Radios were less expensive and widely available by the 1920s, it especially had the exceptional ability of allowing a vast number of people to listen to the same event at the same time. (In 1924, President Calvin Coolidge’s pre-election speech reached more than 20 million people). Radio was a blessing for advertisers, who now had access to a large and captive audience.
The reach of radio also further helped forge an American culture. It was able to soften regional differences and encourage a unified sense of the American lifestyle. Culture and communication became centralized and standardized. The modern radio cultures threatened overpower individuals, leaving them with little control either in their own lives or in the wider world.

Many found radio could enable them to gain a sense of autonomy in their own lives by helping them understand an encroaching mass world in familiar, personal terms.
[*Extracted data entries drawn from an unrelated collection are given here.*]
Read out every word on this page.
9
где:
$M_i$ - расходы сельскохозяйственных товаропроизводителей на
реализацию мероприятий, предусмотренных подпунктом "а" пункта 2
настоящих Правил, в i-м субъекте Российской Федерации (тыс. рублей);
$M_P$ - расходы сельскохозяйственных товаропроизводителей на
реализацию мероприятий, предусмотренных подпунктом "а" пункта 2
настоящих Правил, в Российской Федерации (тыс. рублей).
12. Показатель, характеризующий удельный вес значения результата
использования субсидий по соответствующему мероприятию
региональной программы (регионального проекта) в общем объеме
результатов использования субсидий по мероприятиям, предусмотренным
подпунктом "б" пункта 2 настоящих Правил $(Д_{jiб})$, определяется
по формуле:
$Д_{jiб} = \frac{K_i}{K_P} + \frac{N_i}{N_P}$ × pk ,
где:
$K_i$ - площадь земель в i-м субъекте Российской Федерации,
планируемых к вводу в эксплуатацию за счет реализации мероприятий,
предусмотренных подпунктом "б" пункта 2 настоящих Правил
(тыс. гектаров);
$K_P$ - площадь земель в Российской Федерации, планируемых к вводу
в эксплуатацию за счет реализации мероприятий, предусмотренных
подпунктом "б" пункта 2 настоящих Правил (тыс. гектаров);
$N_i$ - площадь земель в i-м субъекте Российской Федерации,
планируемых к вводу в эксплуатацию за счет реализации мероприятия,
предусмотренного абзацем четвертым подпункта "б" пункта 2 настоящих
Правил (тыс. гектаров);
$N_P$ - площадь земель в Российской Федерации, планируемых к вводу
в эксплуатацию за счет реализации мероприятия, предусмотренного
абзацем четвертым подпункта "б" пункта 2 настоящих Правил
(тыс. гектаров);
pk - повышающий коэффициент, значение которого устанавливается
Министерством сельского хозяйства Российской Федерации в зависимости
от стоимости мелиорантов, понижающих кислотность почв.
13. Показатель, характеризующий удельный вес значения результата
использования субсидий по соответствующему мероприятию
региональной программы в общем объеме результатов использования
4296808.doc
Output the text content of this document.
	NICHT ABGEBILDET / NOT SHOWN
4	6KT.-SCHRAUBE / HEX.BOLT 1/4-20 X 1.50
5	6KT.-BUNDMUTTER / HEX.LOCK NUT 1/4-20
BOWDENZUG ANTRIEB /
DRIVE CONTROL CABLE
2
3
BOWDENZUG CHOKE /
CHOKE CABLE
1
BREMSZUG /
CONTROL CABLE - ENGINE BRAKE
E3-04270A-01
To some, radio also offered the prospect of speaking meaningfully in that world, through a newly viable hope of communication with a mass audience. As Americans determined what radio meant to them, they used the mass medium itself to gain a measure of control and perhaps a voice within the disempowering mass world that radio helped to create. And this process, in turn, helped to shape that modern mass media.

With the rise of broadcasting, as the possibility of speaking to the whole of a nation at once became more and more real, the meaning of communication changed. Audiences seeking access to influential voices welcomed this development. Broadcasting made it possible for a single powerful speaker to move a large part of the country at once.


In the broadcasting age, listeners came to imagine they could enter the public world in private terms. Radio brought far off voices and events into the home in a familiar way. This eroded lines between the public and private spheres, making it more difficult to differentiate public and private and to determine separate priorities and behaviors for each.